ALBUM REVIEW: Pernice Brothers Ponder the End on ‘Who Will You Believe’
The many lives of Joe Pernice have included frontman of multiple bands and solo projects, novelist, baseball coach, and TV writer. So much life lived can lead a man to come face to face with his own mortality, something Pernice did about five years ago when he experienced the significant loss of some important people in his life. As it happens, with death comes a deeper understanding of life’s preciousness. As he does best, Pernice has parlayed this complex panoply of feelings into songs for the first Pernice Brothers album in half a decade, Who Will You Believe.
Rendered in Pernice’s lovingly frayed-at-the-edges voice and signature timeless pop melodies played by longtime bandmates including actual brother Bob Pernice, Patrick Berkery, Laura Stein, Liam Jaeger, Michael McKenzie, and Joshua Karp, Who Will You Believe is a meditation on memory and friendship. Pernice is nostalgic, but not dwelling on what has been. “Hey Guitar” is a love letter to a weathered instrument’s stalwart companionship through uncertain times, and “December in Her Eyes” is a plea to a distracted confidant to help win back a disenchanted lover.
Sweet meetings of horns, strings, and guitars add extra levity to Pernice’s sometimes humorous, always heartfelt lyrics, even as he’s tackling the heavier stuff. “Look Alive” offers instruction to an undertaker on how to best present the song’s deceased subject to a grieving public, and “How Will We Sleep” imagines a man’s last moments before death, what it will look and feel like to take a final breath. A standout moment comes with the album’s conclusion, “The Purple Rain,” where a choir of voices lends a hymnal quality to a fond memorial for loved ones passed.

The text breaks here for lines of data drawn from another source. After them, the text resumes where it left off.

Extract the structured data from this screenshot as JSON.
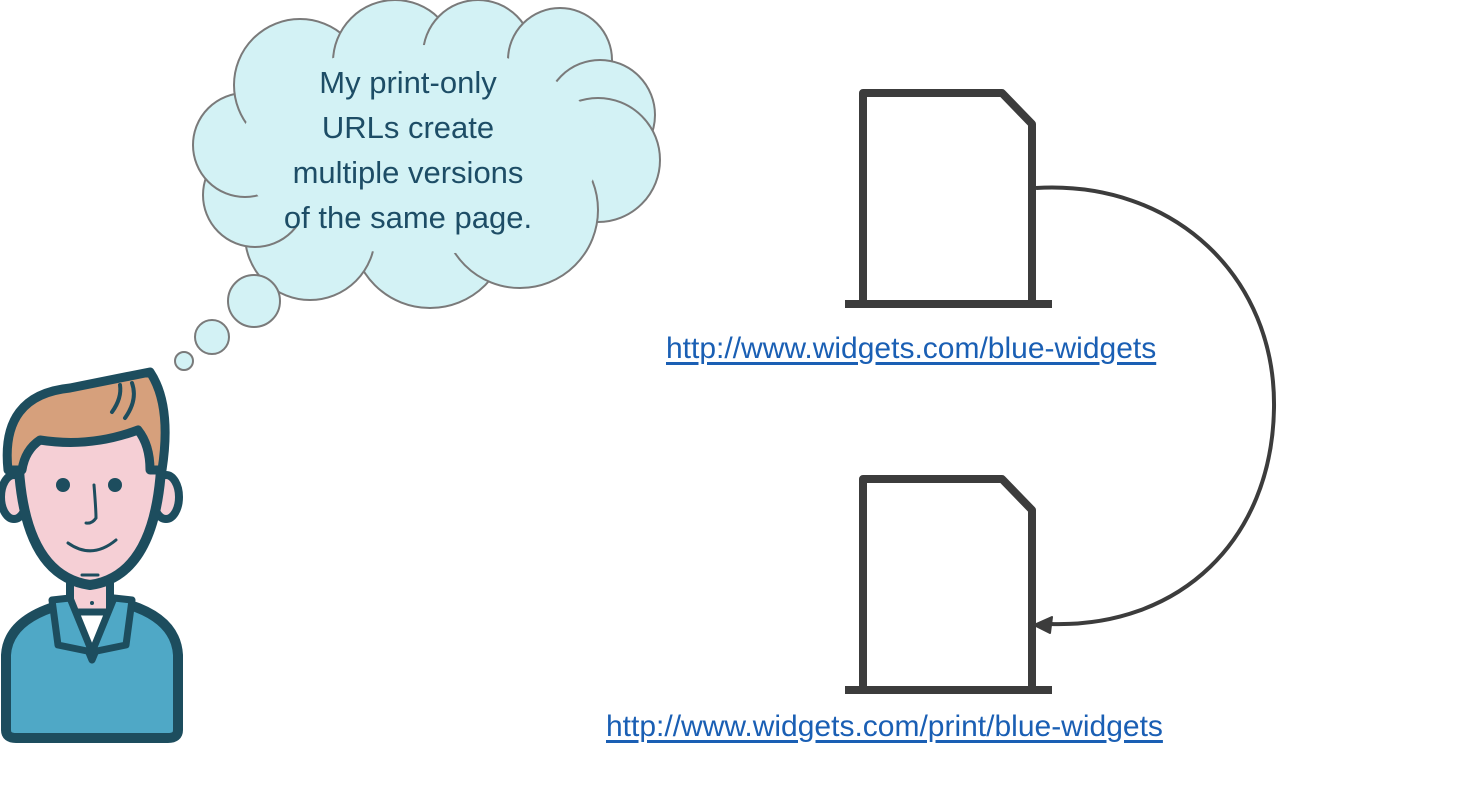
{
  "thought_bubble": {
    "lines": [
      "My print-only",
      "URLs create",
      "multiple versions",
      "of the same page."
    ]
  },
  "pages": {
    "top_url": "http://www.widgets.com/blue-widgets",
    "bottom_url": "http://www.widgets.com/print/blue-widgets"
  },
  "colors": {
    "cloud_fill": "#d3f2f5",
    "cloud_stroke": "#7a7a7a",
    "document_stroke": "#3c3c3c",
    "link": "#1a5fb4",
    "text": "#1d4d66",
    "skin": "#f5cfd5",
    "hair": "#d6a07c",
    "shirt": "#4fa8c6",
    "outline": "#1d4d5e"
  },
  "icons": [
    "person-avatar-icon",
    "thought-cloud-icon",
    "document-icon",
    "redirect-arrow-icon"
  ]
}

Pernice isn’t fearful of the end on Who Will You Believe, just readying himself for it. Not like a doomsday prepper, but more like a memoirist reflecting on all the best parts and leaving himself open to curiosity about what’s still to come. On the particularly pretty duet with Neko Case, “I Don’t Need That Anymore,” he examines all the qualities that help propel one in life — charm, grit, resilience, beauty — and, in a way, thanks them for their service and dismisses them. “I’m glad I had it when I needed it,” they sing in unison, like they’re passing the “it” down to another generation for safekeeping.
Pernice Brothers’ Who Will You Believe is out April 5 on New West Records.